Safranin-O staining and LCSM imaging were performed as described in [18]. To analyze diurnal alterations in the starch granules (Figure 2), leaves of similar age (same verticillate leaf) from 4-week-old plants at the indicated growth time points were used. Pictures were analyzed by ZEN lite 2 software. Single granules were selected and measured with the circle tool according to their maxima and minimal axis. The exact diameter was computed automatically.

4.3. Starch Granule Extraction

Leaves of the wild type and mutants were separately collected and classified according to their age as young, mature (not shown), or old leaves when the whole plants were 4 weeks old. The leaf materials were frozen in liquid nitrogen and ground into a fine powder with a mortar and grinding mill. The powder was suspended in 40 mL extraction buffer (20 mM HEPES-KOH, pH 7.4, 0.4 mM EDTA, and 0.05% (v/v) Triton X-100) and filtered through Miracloth (475855-1R, Millipore Sigma, Darmstadt, Germany) before the filtrate was centrifuged at 4 °C, 1500× g for 5 min. Supernatants were discarded and the sediments were resuspended in 40 mL extraction buffer, which was filtered through 100 μm and 30 μm meshes before the filtrate was centrifuged as described above.
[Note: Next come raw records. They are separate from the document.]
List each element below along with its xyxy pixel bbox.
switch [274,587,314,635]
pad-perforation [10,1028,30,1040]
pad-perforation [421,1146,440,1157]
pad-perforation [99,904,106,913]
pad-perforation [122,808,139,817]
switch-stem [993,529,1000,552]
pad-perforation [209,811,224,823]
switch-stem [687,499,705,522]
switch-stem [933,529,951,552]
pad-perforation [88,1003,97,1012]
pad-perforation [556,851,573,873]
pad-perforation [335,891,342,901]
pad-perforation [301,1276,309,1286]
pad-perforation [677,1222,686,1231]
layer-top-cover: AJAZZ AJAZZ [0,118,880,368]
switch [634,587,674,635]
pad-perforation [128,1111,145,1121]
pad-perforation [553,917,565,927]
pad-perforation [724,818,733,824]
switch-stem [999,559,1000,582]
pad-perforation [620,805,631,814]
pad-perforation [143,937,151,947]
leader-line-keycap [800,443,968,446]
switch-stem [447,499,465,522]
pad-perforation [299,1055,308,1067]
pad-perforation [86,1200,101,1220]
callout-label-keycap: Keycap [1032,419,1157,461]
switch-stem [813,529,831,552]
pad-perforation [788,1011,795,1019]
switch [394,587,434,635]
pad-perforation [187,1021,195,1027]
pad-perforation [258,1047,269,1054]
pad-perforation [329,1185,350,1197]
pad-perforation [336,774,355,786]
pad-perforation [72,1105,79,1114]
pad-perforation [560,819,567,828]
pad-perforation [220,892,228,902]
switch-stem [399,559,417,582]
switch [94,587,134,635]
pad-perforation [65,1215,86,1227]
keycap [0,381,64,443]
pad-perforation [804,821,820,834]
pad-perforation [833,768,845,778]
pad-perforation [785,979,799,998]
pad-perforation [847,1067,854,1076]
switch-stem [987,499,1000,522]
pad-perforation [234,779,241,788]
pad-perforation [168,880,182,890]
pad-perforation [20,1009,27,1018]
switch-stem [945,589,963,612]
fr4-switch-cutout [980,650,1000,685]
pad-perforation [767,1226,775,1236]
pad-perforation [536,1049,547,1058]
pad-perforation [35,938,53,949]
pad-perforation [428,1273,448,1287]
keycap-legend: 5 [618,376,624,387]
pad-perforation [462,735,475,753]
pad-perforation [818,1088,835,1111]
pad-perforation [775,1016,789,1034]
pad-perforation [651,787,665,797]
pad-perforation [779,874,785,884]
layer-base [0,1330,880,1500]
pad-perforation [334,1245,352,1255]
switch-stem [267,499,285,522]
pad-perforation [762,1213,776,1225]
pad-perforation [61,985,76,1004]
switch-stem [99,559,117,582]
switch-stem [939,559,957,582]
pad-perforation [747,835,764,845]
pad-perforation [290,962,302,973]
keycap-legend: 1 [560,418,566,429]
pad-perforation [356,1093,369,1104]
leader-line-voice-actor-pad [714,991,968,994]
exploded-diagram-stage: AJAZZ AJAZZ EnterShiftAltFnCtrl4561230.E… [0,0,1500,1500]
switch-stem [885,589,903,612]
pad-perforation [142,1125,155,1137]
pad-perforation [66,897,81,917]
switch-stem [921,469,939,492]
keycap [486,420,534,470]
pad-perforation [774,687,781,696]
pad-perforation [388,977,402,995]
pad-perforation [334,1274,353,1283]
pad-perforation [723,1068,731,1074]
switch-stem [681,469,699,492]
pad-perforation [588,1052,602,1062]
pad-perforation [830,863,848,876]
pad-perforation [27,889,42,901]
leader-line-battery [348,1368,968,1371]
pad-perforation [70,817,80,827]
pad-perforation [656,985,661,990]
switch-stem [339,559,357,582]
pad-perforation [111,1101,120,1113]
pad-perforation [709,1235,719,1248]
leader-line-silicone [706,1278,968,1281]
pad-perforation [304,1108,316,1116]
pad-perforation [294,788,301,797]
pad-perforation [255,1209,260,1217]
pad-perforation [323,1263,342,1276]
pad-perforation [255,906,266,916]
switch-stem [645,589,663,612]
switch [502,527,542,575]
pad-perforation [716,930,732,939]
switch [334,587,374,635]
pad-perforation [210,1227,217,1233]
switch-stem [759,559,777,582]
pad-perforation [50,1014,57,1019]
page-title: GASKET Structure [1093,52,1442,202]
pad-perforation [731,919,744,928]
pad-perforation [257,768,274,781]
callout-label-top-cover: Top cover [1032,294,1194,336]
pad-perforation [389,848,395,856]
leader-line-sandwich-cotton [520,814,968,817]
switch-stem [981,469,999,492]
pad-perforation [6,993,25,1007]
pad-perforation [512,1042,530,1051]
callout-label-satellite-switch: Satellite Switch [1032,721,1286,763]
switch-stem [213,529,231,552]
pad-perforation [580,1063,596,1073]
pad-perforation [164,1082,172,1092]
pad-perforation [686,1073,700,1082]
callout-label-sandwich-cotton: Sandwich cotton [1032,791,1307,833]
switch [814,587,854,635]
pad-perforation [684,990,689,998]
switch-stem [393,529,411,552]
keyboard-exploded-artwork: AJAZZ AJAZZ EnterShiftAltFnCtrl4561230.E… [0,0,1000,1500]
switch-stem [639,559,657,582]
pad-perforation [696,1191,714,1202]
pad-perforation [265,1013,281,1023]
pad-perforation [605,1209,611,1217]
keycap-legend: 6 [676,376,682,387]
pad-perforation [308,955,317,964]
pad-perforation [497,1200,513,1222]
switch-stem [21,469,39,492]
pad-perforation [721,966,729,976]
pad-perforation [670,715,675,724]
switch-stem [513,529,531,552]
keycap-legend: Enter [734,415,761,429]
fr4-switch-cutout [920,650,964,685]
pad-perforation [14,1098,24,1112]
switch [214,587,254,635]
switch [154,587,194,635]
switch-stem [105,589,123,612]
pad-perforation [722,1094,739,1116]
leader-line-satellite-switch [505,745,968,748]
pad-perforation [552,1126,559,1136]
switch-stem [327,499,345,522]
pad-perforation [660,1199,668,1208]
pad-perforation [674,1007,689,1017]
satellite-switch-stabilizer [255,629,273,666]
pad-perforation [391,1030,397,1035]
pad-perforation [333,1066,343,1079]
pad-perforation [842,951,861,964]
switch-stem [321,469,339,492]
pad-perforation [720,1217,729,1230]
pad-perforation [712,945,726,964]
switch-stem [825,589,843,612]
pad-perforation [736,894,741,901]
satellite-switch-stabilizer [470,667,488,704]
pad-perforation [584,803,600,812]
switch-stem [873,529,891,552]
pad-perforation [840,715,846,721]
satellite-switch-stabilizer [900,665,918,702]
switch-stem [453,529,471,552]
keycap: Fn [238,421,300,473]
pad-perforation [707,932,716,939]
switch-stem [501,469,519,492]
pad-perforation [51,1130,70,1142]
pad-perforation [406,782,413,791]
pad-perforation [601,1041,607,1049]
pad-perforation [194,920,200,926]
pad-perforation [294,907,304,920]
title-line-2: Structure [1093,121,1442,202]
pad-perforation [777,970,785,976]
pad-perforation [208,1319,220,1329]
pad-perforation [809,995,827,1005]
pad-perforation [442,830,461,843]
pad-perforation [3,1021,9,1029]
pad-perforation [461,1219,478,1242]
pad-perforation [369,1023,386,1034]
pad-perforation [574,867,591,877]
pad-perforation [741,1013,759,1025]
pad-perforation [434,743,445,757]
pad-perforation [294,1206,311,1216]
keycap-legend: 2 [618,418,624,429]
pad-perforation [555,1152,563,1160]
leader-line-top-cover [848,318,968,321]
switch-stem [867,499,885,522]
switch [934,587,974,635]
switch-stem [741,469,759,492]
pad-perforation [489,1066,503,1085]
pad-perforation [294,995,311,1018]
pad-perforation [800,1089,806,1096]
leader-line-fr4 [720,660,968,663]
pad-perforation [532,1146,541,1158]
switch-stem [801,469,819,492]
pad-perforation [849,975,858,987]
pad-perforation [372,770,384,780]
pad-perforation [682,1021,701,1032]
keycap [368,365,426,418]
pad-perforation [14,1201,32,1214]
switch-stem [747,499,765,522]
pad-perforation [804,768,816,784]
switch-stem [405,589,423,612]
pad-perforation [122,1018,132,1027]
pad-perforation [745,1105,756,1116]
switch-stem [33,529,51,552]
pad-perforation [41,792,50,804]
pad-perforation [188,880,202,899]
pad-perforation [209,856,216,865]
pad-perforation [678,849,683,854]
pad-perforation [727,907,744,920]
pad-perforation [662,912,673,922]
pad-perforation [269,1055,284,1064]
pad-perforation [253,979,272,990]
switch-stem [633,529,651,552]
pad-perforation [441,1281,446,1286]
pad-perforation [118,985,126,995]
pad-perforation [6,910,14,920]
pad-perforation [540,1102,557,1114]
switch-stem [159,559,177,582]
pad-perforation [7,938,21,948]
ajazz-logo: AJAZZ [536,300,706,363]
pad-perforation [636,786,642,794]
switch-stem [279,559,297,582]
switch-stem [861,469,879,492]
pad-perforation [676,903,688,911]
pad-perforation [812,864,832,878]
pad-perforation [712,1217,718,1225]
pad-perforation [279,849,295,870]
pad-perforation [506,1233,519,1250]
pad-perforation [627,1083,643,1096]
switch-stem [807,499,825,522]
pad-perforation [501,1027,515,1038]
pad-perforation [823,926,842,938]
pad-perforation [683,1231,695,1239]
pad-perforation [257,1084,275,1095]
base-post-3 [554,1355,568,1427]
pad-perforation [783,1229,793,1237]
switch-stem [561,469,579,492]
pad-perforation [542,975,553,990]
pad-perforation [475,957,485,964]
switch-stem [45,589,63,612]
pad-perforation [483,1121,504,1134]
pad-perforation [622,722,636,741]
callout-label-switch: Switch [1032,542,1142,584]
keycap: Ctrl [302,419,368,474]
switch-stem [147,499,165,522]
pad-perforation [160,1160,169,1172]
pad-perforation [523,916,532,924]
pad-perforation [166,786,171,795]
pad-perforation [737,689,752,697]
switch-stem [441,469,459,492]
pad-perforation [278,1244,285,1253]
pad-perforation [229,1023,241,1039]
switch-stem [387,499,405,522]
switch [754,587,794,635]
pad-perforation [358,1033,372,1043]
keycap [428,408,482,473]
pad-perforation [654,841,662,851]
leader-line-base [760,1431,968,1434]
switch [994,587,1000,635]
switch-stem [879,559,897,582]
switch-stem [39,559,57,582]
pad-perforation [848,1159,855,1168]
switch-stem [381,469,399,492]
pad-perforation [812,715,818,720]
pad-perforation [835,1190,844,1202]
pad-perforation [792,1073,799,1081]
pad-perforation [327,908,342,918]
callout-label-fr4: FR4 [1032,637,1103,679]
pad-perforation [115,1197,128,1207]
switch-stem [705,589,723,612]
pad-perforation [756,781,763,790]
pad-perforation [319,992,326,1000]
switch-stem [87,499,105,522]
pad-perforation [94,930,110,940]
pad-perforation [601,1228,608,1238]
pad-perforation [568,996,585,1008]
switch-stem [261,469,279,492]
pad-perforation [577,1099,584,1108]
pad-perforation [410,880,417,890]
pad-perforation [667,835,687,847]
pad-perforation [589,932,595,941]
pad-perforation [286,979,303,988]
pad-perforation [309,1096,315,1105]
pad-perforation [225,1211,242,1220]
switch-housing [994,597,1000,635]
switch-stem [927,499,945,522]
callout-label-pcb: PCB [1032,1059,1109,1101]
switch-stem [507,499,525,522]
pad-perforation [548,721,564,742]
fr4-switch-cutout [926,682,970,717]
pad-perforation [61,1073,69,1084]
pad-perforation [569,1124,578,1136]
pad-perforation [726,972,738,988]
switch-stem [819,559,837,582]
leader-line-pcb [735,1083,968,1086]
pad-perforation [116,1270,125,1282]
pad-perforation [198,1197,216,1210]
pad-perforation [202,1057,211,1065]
The resulting sediments were again resuspended in 2 mL extraction buffer and slowly pipetted onto 5 mL Percoll (17-0891-01, GE Healthcare) and centrifuged at 4 °C, 1500× g for 15 min. The supernatants were discarded and the sediments/starch granules were washed with water three times and finally dried in a SpeedVac.

4.4. Scanning Electronic Microscopy

SEM observation was performed as described previously [15].

4.5. Native PAGE and Zymograms

Native PAGE for the detection of DPE2 and PHS1 activity was performed as described in [20].